The planet is named EPIC 228813918 b, and it has the second-shortest orbital period of any planet ever discovered. The new planet has a radius 0.89 times as large as Earth's, but it's much denser than our little blue marble — about 249 times denser, giving it a mass more than twice that of Saturn. Located 310 light years from Earth, EPIC orbits an M-type red dwarf.
EPIC was identified by an international team lead by Alexis Smith of the German Aerospace Center's (DLR) Institute of Planetary Research in Berlin. A paper proving that EPIC was a planet, not a small star, was published on arXiv.org on July 14.

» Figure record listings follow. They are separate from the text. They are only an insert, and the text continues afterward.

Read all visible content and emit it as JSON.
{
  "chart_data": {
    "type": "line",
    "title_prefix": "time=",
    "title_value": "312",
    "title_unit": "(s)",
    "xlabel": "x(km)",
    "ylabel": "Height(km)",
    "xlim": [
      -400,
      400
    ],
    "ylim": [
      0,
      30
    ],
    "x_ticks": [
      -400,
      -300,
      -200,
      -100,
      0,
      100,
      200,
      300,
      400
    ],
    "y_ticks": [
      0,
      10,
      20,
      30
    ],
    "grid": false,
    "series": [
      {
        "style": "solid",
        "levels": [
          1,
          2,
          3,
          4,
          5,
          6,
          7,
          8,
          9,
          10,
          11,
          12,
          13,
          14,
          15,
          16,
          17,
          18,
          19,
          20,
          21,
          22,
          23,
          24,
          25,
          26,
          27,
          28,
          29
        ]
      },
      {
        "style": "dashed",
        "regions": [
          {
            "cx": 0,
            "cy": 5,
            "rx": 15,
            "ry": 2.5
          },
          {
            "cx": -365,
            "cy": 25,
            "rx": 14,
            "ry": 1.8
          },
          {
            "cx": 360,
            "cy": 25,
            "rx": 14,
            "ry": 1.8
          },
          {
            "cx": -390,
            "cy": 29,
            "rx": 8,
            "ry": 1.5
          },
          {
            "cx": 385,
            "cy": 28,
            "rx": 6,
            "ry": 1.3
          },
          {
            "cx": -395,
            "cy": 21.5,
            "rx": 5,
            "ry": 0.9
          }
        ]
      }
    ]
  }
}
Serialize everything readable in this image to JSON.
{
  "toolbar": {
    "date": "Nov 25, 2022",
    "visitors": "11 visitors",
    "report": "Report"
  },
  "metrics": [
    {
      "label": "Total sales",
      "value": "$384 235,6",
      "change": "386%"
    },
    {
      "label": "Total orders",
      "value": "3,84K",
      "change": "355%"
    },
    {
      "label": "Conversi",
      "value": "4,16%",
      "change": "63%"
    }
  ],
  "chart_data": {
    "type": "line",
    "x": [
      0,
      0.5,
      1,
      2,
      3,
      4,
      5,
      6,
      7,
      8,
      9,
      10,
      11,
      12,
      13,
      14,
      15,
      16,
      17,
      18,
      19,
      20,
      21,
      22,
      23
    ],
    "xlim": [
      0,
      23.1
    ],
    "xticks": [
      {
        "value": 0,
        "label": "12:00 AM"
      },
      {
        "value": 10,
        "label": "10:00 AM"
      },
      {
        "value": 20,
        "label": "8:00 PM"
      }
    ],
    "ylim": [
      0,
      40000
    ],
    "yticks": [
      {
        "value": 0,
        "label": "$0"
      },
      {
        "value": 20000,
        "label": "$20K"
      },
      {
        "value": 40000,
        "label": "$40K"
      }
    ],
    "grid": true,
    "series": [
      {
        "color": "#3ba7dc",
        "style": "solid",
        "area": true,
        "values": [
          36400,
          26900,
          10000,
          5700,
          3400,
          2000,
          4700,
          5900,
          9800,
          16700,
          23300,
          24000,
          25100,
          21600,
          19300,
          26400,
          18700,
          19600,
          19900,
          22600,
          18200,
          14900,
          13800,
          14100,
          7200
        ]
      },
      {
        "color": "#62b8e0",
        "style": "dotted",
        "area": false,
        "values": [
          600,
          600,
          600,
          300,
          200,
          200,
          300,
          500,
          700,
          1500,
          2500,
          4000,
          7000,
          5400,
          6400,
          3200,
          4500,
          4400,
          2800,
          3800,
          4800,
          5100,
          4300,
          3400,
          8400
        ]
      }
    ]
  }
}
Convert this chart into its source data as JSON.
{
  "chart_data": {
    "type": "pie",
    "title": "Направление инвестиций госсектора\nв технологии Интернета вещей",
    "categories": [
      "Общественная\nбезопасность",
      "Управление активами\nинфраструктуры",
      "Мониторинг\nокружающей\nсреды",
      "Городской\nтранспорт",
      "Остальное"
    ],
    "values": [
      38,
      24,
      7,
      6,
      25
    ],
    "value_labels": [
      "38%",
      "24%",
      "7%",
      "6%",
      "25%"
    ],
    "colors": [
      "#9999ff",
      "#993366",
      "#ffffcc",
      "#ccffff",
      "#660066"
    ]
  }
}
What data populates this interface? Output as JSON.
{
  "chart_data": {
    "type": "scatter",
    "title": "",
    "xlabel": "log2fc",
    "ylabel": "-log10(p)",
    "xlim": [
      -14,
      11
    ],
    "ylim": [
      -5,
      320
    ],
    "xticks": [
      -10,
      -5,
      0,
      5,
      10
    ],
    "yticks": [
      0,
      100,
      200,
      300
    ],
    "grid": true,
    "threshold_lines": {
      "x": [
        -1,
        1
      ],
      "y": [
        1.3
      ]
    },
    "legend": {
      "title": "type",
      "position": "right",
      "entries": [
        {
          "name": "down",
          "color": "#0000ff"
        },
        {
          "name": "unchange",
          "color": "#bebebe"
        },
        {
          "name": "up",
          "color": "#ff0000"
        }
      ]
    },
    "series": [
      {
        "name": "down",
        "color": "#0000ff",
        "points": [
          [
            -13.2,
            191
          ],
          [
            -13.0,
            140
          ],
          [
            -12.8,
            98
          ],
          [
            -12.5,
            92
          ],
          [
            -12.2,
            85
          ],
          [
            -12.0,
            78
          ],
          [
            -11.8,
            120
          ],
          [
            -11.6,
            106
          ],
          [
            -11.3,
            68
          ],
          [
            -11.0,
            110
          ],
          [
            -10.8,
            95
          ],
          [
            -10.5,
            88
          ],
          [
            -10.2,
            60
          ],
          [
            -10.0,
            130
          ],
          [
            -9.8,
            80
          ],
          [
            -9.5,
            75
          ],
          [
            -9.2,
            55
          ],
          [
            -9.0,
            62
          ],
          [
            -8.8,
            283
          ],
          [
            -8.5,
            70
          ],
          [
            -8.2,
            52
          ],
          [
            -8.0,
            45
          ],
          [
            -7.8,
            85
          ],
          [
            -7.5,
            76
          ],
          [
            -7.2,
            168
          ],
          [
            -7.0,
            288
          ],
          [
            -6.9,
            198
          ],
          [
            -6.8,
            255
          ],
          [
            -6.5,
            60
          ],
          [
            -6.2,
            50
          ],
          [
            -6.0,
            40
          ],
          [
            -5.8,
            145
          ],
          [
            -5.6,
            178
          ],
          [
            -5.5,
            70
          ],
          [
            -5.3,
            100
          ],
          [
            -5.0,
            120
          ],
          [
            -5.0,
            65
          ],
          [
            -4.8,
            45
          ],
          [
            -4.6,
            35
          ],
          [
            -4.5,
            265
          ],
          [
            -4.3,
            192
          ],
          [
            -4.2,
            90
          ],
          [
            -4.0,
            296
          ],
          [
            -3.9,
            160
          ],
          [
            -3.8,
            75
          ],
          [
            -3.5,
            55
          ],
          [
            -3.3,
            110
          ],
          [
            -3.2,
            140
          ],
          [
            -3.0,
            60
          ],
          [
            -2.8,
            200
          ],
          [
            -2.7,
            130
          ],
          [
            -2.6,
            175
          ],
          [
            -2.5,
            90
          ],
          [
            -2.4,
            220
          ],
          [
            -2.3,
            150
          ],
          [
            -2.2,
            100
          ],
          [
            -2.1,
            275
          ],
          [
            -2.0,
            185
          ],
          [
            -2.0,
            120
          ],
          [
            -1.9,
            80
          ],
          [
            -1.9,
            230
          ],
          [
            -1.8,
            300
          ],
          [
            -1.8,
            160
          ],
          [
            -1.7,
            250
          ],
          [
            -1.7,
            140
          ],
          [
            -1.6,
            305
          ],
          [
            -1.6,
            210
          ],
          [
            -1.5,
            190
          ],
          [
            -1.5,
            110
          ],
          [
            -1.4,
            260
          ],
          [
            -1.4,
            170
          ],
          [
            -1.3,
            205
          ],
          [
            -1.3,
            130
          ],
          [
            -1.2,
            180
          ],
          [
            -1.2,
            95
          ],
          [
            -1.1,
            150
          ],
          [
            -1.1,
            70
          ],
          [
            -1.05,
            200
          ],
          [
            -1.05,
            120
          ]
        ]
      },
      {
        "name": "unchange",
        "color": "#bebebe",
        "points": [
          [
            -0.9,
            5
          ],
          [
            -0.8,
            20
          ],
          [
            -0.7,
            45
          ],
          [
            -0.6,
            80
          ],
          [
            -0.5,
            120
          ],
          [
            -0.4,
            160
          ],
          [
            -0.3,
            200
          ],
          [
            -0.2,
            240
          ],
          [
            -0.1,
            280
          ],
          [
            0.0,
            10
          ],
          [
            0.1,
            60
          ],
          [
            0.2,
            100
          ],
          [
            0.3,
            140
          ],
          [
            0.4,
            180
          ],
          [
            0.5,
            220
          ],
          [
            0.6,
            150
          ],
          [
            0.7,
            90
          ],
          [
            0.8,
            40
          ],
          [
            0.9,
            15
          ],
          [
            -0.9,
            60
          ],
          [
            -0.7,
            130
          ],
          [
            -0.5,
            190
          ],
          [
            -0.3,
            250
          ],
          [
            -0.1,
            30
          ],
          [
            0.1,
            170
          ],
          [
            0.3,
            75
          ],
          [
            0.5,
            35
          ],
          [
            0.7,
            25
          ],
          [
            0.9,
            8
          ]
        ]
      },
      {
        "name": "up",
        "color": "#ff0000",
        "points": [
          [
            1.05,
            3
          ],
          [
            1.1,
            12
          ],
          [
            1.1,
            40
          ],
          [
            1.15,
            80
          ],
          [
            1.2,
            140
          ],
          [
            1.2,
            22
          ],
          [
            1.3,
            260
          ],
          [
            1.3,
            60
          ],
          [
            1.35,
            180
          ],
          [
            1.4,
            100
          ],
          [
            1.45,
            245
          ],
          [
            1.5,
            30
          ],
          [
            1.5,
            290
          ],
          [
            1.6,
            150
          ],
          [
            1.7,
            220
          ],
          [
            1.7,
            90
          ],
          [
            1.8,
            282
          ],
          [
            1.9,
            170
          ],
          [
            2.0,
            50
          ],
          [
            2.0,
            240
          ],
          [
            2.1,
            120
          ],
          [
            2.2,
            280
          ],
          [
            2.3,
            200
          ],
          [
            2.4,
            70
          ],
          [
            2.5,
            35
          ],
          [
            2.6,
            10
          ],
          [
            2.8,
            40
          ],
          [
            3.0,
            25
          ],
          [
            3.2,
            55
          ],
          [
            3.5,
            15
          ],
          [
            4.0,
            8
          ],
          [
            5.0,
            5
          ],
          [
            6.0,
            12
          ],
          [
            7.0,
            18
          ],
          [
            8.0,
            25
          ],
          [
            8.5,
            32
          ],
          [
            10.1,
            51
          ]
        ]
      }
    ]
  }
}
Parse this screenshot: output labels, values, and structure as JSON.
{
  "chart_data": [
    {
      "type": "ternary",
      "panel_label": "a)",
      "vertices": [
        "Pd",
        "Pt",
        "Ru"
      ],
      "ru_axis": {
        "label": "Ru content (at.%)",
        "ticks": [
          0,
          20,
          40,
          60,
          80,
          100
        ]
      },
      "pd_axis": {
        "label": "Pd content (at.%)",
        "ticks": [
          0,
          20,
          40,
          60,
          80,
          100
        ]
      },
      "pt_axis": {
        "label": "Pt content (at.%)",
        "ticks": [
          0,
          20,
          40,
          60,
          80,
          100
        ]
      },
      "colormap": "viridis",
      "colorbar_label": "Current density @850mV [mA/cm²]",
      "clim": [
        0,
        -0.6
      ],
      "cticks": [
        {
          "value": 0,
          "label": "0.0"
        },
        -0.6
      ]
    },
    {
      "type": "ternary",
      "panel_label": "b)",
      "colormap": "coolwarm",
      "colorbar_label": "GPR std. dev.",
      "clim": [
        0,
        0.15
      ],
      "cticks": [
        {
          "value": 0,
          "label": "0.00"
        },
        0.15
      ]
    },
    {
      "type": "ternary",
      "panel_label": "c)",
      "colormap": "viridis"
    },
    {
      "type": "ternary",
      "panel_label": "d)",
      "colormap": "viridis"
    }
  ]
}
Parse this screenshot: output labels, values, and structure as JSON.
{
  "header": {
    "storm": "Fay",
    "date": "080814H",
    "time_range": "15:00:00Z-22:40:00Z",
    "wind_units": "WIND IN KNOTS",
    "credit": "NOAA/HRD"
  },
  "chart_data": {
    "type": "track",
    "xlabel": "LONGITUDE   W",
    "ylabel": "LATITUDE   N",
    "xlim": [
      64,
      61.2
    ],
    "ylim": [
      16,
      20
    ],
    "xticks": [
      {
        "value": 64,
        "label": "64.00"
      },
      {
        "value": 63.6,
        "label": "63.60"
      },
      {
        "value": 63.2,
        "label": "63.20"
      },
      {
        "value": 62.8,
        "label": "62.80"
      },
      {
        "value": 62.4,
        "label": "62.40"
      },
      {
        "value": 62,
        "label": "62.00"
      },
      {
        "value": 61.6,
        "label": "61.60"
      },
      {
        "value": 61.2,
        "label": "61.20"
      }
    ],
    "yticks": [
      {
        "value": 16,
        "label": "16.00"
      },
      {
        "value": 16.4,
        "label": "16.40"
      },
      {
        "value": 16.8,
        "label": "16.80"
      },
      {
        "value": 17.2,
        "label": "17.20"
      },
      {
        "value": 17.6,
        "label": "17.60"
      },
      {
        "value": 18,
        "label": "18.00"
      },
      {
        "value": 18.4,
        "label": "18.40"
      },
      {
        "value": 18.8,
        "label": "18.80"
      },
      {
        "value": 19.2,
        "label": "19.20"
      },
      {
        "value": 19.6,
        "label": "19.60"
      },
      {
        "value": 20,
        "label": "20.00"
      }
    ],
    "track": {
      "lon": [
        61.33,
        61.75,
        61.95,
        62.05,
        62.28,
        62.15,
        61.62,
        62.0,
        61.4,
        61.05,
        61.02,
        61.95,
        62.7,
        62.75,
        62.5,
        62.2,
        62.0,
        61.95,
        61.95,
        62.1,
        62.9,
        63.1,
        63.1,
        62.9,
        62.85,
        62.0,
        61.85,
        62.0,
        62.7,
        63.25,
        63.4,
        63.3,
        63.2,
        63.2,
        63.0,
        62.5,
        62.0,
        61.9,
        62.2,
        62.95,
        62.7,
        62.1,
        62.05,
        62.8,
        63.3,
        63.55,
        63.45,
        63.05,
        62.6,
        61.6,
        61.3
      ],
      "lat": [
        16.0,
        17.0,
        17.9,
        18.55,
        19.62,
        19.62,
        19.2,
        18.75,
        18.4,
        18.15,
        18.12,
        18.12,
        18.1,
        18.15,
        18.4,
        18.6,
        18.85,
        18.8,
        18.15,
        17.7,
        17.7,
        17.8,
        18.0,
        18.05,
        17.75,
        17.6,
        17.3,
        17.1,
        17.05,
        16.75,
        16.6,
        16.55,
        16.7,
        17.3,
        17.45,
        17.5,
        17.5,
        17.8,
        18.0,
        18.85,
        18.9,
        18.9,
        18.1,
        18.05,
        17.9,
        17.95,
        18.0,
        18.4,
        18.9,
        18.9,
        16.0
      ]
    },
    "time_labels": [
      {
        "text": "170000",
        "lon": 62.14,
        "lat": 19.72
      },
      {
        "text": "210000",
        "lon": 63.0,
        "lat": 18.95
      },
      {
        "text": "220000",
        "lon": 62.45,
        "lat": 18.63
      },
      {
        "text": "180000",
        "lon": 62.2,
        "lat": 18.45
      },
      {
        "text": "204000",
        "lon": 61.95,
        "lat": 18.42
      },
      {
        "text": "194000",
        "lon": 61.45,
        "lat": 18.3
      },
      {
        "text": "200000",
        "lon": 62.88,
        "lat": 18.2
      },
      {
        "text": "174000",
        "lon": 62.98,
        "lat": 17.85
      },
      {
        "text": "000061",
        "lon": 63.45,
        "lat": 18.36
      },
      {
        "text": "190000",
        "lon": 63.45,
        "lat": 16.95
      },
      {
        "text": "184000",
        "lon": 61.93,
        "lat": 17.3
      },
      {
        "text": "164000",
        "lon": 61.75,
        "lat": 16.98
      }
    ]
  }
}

"We use its K2 light curve, radial velocities, archival images, adaptive optics imaging and a catalog of [eclipsing binary stars (EB)] to demonstrate that EPIC 228813918 is a transiting planetary system, and not an EB," the paper reads.
They also identified the star's chemical composition: an iron core surrounded by a silicate mantle, just like Earth.
"Discovering and characterizing extreme systems, such as ultra-short-period planets like EPIC 228813918, is important, as they offer constraints for planet formation theories. Furthermore, they allow us to begin to constrain their interior structure and potentially that of longer-period planets too, if they are shown to be a single population of objects," the team added.
Unfortunately for EPIC, it missed out on the universe record by only four minutes. KOI-1843b also orbits an M-dwarf, but that planet completes an orbit every four hours and 16 minutes. Also like EPIC, KOI is roughly Earth's size.